29.10.10

Pais contestam divulgar contas para manter abono

por Pedro Sousa Tavares, in Diário de Notícias
Confap critica exigência a famílias, avós incluídos, de confirmar se têm cem mil euros.


A Confederação Nacional das Associações de Pais está a receber muitas queixas de famílias que contestam a obrigação de revelar o valor que têm nas contas bancárias para manter os abonos. A Confap já "pediu aos serviços jurídicos" para aconselharem os pais na prova de recursos, na qual o "agregado familiar" tem de provar não ter bens móveis (capital ou acções em contas bancárias) acima de cem mil euros. Caso contrário, fica automaticamente sem abono para o próximo ano.

Em declarações ao DN, Albino Almeida, presidente da Confap, classificou as regras em vigor de "voyeurismo do Estado", criticando ainda o facto de, ao abrigo do novo conceito de "agregado familiar", ser também exigida informação sobre os bens, por exemplo, de avós das crianças apoiadas que vivam sob o mesmo tecto destas.

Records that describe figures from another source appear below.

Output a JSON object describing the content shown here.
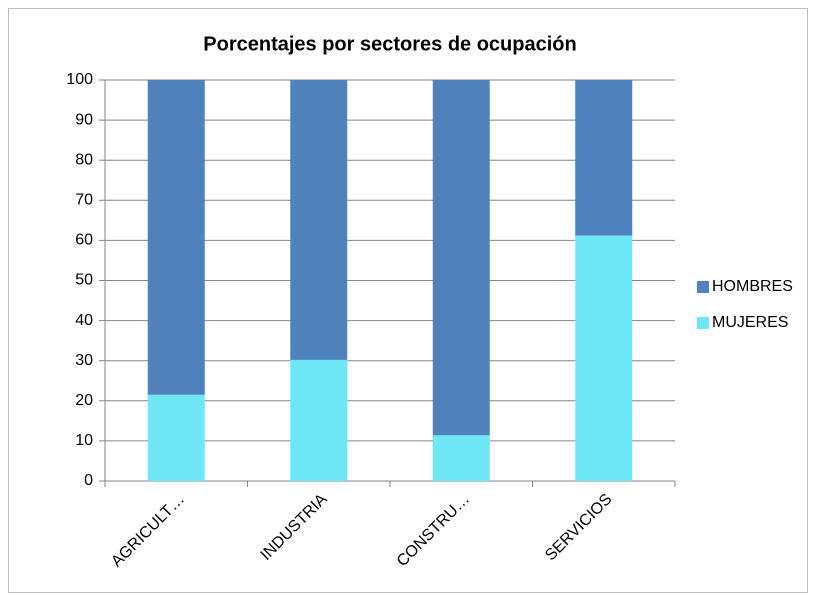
{
  "chart_data": {
    "type": "stacked_bar",
    "title": "Porcentajes por sectores de ocupación",
    "categories": [
      "AGRICULT…",
      "INDUSTRIA",
      "CONSTRU…",
      "SERVICIOS"
    ],
    "series": [
      {
        "name": "MUJERES",
        "color": "#6ee8f6",
        "values": [
          21.5,
          30.2,
          11.4,
          61.2
        ]
      },
      {
        "name": "HOMBRES",
        "color": "#4f81bd",
        "values": [
          78.5,
          69.8,
          88.6,
          38.8
        ]
      }
    ],
    "ylim": [
      0,
      100
    ],
    "yticks": [
      0,
      10,
      20,
      30,
      40,
      50,
      60,
      70,
      80,
      90,
      100
    ],
    "grid": true,
    "legend": "right"
  }
}
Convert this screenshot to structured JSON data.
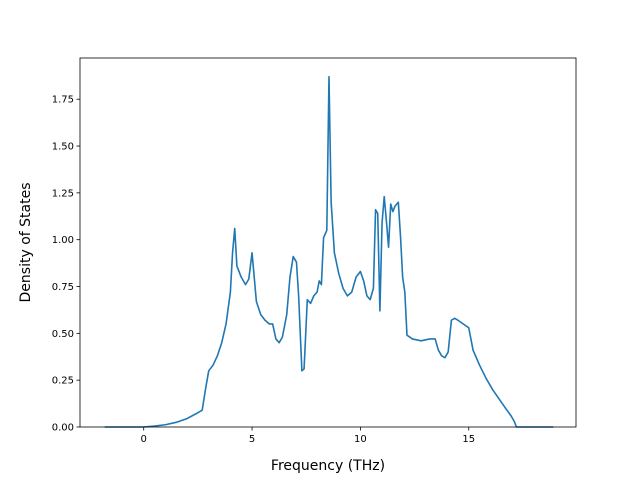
{
  "chart_data": {
    "type": "line",
    "title": "",
    "xlabel": "Frequency (THz)",
    "ylabel": "Density of States",
    "xlim": [
      -2.94,
      19.95
    ],
    "ylim": [
      0,
      1.97
    ],
    "xticks": [
      0,
      5,
      10,
      15
    ],
    "yticks": [
      0.0,
      0.25,
      0.5,
      0.75,
      1.0,
      1.25,
      1.5,
      1.75
    ],
    "xtick_labels": [
      "0",
      "5",
      "10",
      "15"
    ],
    "ytick_labels": [
      "0.00",
      "0.25",
      "0.50",
      "0.75",
      "1.00",
      "1.25",
      "1.50",
      "1.75"
    ],
    "grid": false,
    "line_color": "#1f77b4",
    "series": [
      {
        "x": [
          -1.8,
          0.0,
          0.5,
          1.0,
          1.5,
          2.0,
          2.4,
          2.7,
          2.85,
          3.0,
          3.2,
          3.4,
          3.6,
          3.8,
          4.0,
          4.1,
          4.2,
          4.3,
          4.5,
          4.7,
          4.85,
          5.0,
          5.1,
          5.2,
          5.4,
          5.6,
          5.8,
          5.95,
          6.1,
          6.25,
          6.4,
          6.6,
          6.75,
          6.9,
          7.05,
          7.15,
          7.3,
          7.4,
          7.55,
          7.7,
          7.85,
          8.0,
          8.1,
          8.2,
          8.3,
          8.45,
          8.55,
          8.65,
          8.8,
          9.0,
          9.2,
          9.4,
          9.6,
          9.8,
          10.0,
          10.15,
          10.3,
          10.45,
          10.6,
          10.7,
          10.8,
          10.9,
          11.0,
          11.1,
          11.2,
          11.3,
          11.4,
          11.5,
          11.6,
          11.75,
          11.85,
          11.95,
          12.05,
          12.15,
          12.4,
          12.8,
          13.2,
          13.45,
          13.6,
          13.75,
          13.9,
          14.05,
          14.2,
          14.35,
          14.5,
          14.75,
          15.0,
          15.2,
          15.5,
          15.8,
          16.1,
          16.4,
          16.7,
          16.95,
          17.1,
          17.2,
          17.5,
          18.0,
          18.9
        ],
        "y": [
          0.0,
          0.0,
          0.005,
          0.012,
          0.025,
          0.045,
          0.07,
          0.09,
          0.2,
          0.3,
          0.33,
          0.38,
          0.45,
          0.55,
          0.72,
          0.93,
          1.06,
          0.86,
          0.8,
          0.76,
          0.79,
          0.93,
          0.8,
          0.67,
          0.6,
          0.57,
          0.55,
          0.55,
          0.47,
          0.45,
          0.48,
          0.6,
          0.8,
          0.91,
          0.88,
          0.7,
          0.3,
          0.31,
          0.68,
          0.66,
          0.7,
          0.72,
          0.78,
          0.76,
          1.01,
          1.05,
          1.87,
          1.2,
          0.93,
          0.82,
          0.74,
          0.7,
          0.72,
          0.8,
          0.83,
          0.78,
          0.7,
          0.68,
          0.74,
          1.16,
          1.14,
          0.62,
          1.09,
          1.23,
          1.1,
          0.96,
          1.19,
          1.15,
          1.18,
          1.2,
          1.02,
          0.8,
          0.72,
          0.49,
          0.47,
          0.46,
          0.47,
          0.47,
          0.41,
          0.38,
          0.37,
          0.4,
          0.57,
          0.58,
          0.57,
          0.55,
          0.53,
          0.41,
          0.33,
          0.26,
          0.2,
          0.15,
          0.1,
          0.06,
          0.03,
          0.0,
          0.0,
          0.0,
          0.0
        ]
      }
    ]
  }
}
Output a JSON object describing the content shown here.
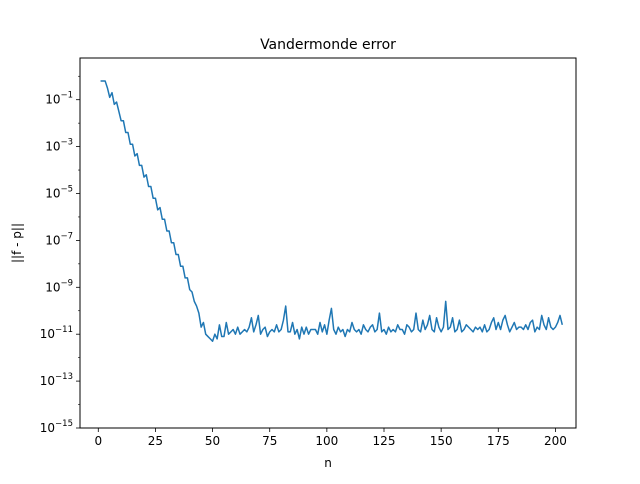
{
  "chart_data": {
    "type": "line",
    "title": "Vandermonde error",
    "xlabel": "n",
    "ylabel": "||f - p||",
    "xlim": [
      -8,
      209
    ],
    "ylim": [
      1e-15,
      6
    ],
    "yscale": "log",
    "grid": false,
    "legend": "none",
    "line_color": "#1f77b4",
    "xticks": [
      0,
      25,
      50,
      75,
      100,
      125,
      150,
      175,
      200
    ],
    "yticks": [
      {
        "value": 0.1,
        "base": "10",
        "exp": "−1"
      },
      {
        "value": 0.001,
        "base": "10",
        "exp": "−3"
      },
      {
        "value": 1e-05,
        "base": "10",
        "exp": "−5"
      },
      {
        "value": 1e-07,
        "base": "10",
        "exp": "−7"
      },
      {
        "value": 1e-09,
        "base": "10",
        "exp": "−9"
      },
      {
        "value": 1e-11,
        "base": "10",
        "exp": "−11"
      },
      {
        "value": 1e-13,
        "base": "10",
        "exp": "−13"
      },
      {
        "value": 1e-15,
        "base": "10",
        "exp": "−15"
      }
    ],
    "series": [
      {
        "x_start": 1,
        "x_step": 1,
        "log10_y": [
          -0.2,
          -0.2,
          -0.2,
          -0.5,
          -0.9,
          -0.7,
          -1.2,
          -1.1,
          -1.5,
          -1.9,
          -1.9,
          -2.4,
          -2.4,
          -2.9,
          -2.9,
          -3.4,
          -3.3,
          -3.8,
          -3.8,
          -4.3,
          -4.2,
          -4.7,
          -4.7,
          -5.2,
          -5.2,
          -5.7,
          -5.6,
          -6.1,
          -6.1,
          -6.6,
          -6.6,
          -7.1,
          -7.1,
          -7.6,
          -7.6,
          -8.1,
          -8.1,
          -8.6,
          -8.6,
          -9.1,
          -9.2,
          -9.6,
          -9.8,
          -10.1,
          -10.7,
          -10.5,
          -11.0,
          -11.1,
          -11.2,
          -11.3,
          -11.0,
          -11.2,
          -10.6,
          -11.1,
          -11.1,
          -10.5,
          -11.0,
          -10.9,
          -10.8,
          -11.0,
          -10.7,
          -11.0,
          -10.9,
          -10.8,
          -10.9,
          -10.7,
          -10.3,
          -10.9,
          -10.6,
          -10.2,
          -11.0,
          -10.8,
          -10.7,
          -11.1,
          -10.9,
          -10.8,
          -10.9,
          -10.6,
          -10.9,
          -10.8,
          -10.4,
          -9.8,
          -10.9,
          -10.9,
          -10.5,
          -11.0,
          -10.8,
          -11.2,
          -10.7,
          -11.0,
          -10.7,
          -11.0,
          -10.8,
          -10.8,
          -10.8,
          -11.0,
          -10.5,
          -10.9,
          -10.6,
          -11.0,
          -10.4,
          -9.9,
          -10.8,
          -11.0,
          -10.7,
          -10.9,
          -10.8,
          -11.1,
          -10.8,
          -10.9,
          -10.5,
          -10.8,
          -10.9,
          -10.8,
          -11.0,
          -10.6,
          -10.8,
          -10.9,
          -10.7,
          -10.6,
          -10.9,
          -10.8,
          -10.1,
          -10.9,
          -10.8,
          -11.0,
          -10.7,
          -10.9,
          -10.8,
          -10.9,
          -10.6,
          -10.8,
          -10.8,
          -11.0,
          -10.6,
          -10.7,
          -10.9,
          -10.8,
          -10.1,
          -10.8,
          -10.9,
          -10.4,
          -10.8,
          -10.6,
          -10.2,
          -10.8,
          -10.9,
          -10.3,
          -10.7,
          -10.9,
          -10.7,
          -9.6,
          -10.8,
          -10.7,
          -10.3,
          -10.9,
          -10.8,
          -10.4,
          -10.9,
          -10.8,
          -10.6,
          -10.7,
          -10.8,
          -10.9,
          -10.7,
          -10.8,
          -10.7,
          -10.9,
          -10.6,
          -10.9,
          -10.8,
          -10.5,
          -10.3,
          -10.8,
          -10.5,
          -10.8,
          -10.4,
          -10.2,
          -10.6,
          -10.9,
          -10.7,
          -10.5,
          -10.8,
          -10.7,
          -10.7,
          -10.8,
          -10.6,
          -10.8,
          -10.5,
          -10.4,
          -10.9,
          -10.7,
          -10.8,
          -10.2,
          -10.6,
          -10.8,
          -10.3,
          -10.7,
          -10.8,
          -10.7,
          -10.5,
          -10.2,
          -10.6
        ]
      }
    ]
  }
}
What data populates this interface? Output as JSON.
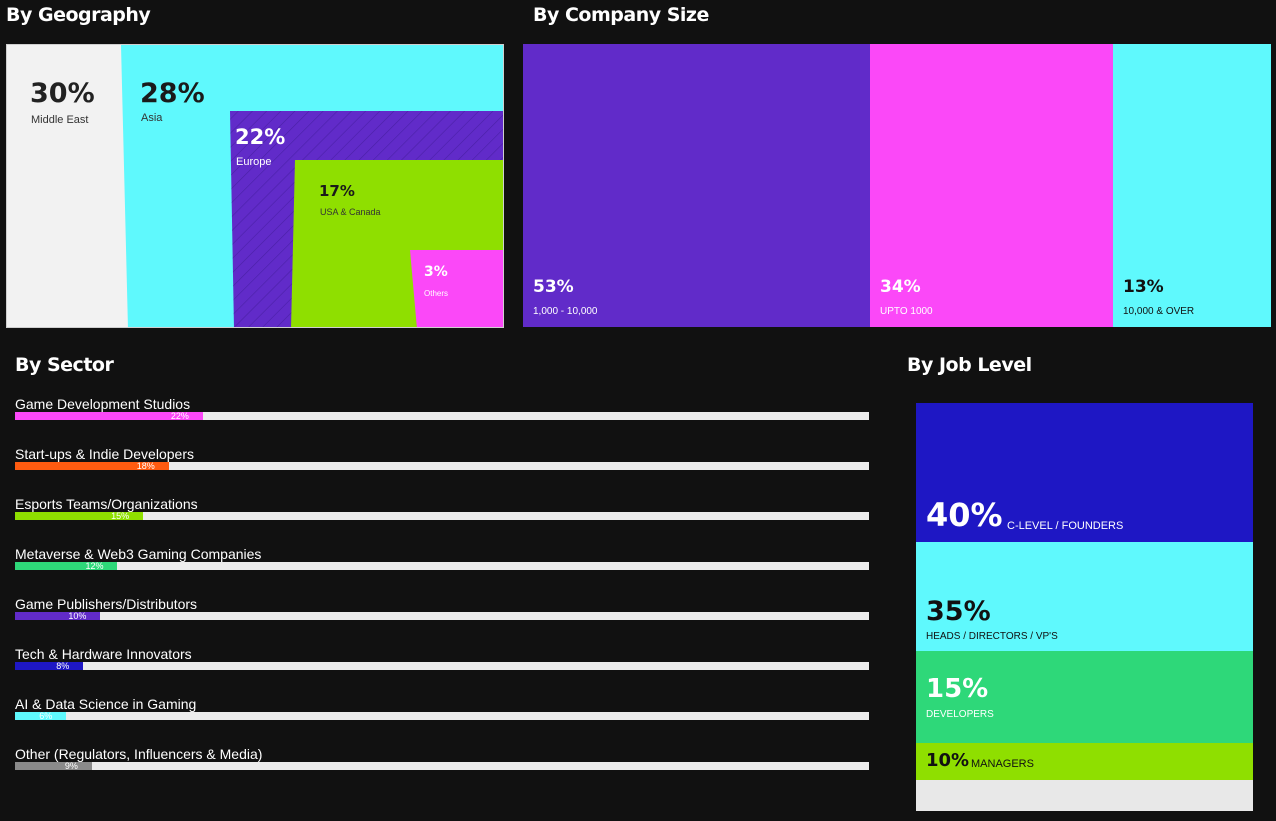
{
  "colors": {
    "background": "#111111",
    "light_gray": "#f2f2f2",
    "cyan": "#5ff9fd",
    "purple": "#612bc9",
    "green_lime": "#8fdf00",
    "magenta": "#fb48f8",
    "orange": "#ff5b10",
    "green": "#2ed879",
    "navy": "#1e17c4",
    "gray": "#8a8a8a"
  },
  "chart_data": [
    {
      "type": "treemap",
      "title": "By Geography",
      "categories": [
        "Middle East",
        "Asia",
        "Europe",
        "USA & Canada",
        "Others"
      ],
      "values": [
        30,
        28,
        22,
        17,
        3
      ],
      "labels": [
        "30%",
        "28%",
        "22%",
        "17%",
        "3%"
      ]
    },
    {
      "type": "bar",
      "title": "By Company Size",
      "categories": [
        "1,000 - 10,000",
        "UPTO 1000",
        "10,000 & OVER"
      ],
      "values": [
        53,
        34,
        13
      ],
      "labels": [
        "53%",
        "34%",
        "13%"
      ]
    },
    {
      "type": "bar",
      "title": "By Sector",
      "categories": [
        "Game Development Studios",
        "Start-ups & Indie Developers",
        "Esports Teams/Organizations",
        "Metaverse & Web3 Gaming Companies",
        "Game Publishers/Distributors",
        "Tech & Hardware Innovators",
        "AI & Data Science in Gaming",
        "Other (Regulators, Influencers & Media)"
      ],
      "values": [
        22,
        18,
        15,
        12,
        10,
        8,
        6,
        9
      ],
      "labels": [
        "22%",
        "18%",
        "15%",
        "12%",
        "10%",
        "8%",
        "6%",
        "9%"
      ],
      "bar_colors": [
        "#fb48f8",
        "#ff5b10",
        "#8fdf00",
        "#2ed879",
        "#612bc9",
        "#1e17c4",
        "#5ff9fd",
        "#8a8a8a"
      ],
      "xlim": [
        0,
        100
      ]
    },
    {
      "type": "bar",
      "title": "By Job Level",
      "categories": [
        "C-LEVEL / FOUNDERS",
        "HEADS / DIRECTORS / VP'S",
        "DEVELOPERS",
        "MANAGERS"
      ],
      "values": [
        40,
        35,
        15,
        10
      ],
      "labels": [
        "40%",
        "35%",
        "15%",
        "10%"
      ]
    }
  ]
}
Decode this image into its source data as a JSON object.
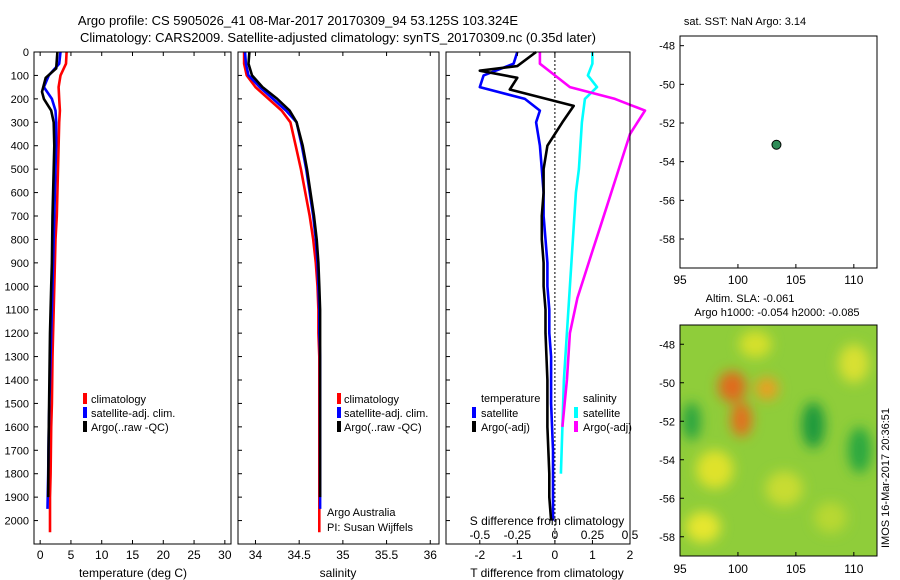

Contactado pelo DN, o Ministério do Trabalho e Segurança Social esclareceu que "aquando da realização" da prova de recursos "não é solicitado ao beneficiário qualquer documento comprovativo do seu património mobiliário (por exemplo extractos de contas bancárias) ou de outros elementos do agregado familiar". Ao que o DN apurou, o formulário em causa pede para indicar o valor dos bens. Mas a tutela mantém sempre o direito de aceder a essa informação, com a família a poder optar entre dar acesso às suas contas ou fazer prova dos bens que possui.

Albino Almeida insiste que se trata de "voyeurismo", questionando a legitimidade do Governo para "inspeccionar" e considerar todos os bens do agregado: "Uma família pode decidir acolher em casa um idoso que até tem um pé--de-meia, mas isso não significa que este queira dispor do seu dinheiro. E se tiver vários descendentes?", questiona. "Faz uma partilha em vida?"

Outro exemplo: "Um candidato à bolsa do ensino superior, com 18 anos, terá de assinar uma declaração em que se compromete com valores que lhe são comunicados por familiares. Se estes mentirem, incorre no crime de falsas declarações em co-autoria."

Críticas subscritas pelo fiscalista Tiago Guerreiro, que acusa o Governo "de pôr em causa "o direito à privacidade" e "a destruir princípio de família alargada, solidária entre si, que é fundamental na sociedade portuguesa", por comodismo. "O que deve fazer-se, quando há dúvidas, é investigá-las e agravar as penas para quem mente", defende. "O Governo optou pela solução mais fácil de penalizar todas as famílias."

"Trata-se de uma devassa sobre a vida das pessoas e, mais grave, sobre terceiros", subscreve Maria do Carmo Tavares, responsável para as questões sociais da CGTP, que aguarda "há algum tempo uma posição da Provedoria de Justiça sobre esta matéria".

Ao DN, Luís Silveira, presidente da Comissão Nacional de Protecção de Dados, confirmou ao DN aguardar também esclarecimentos "sobre aspectos da lei que não coincidem com a portaria" que a veio regulamentar, nomeadamente sobre o acesso a dados de terceiros. Entretanto, aconselhou as famílias "apresentar" queixas à comissão.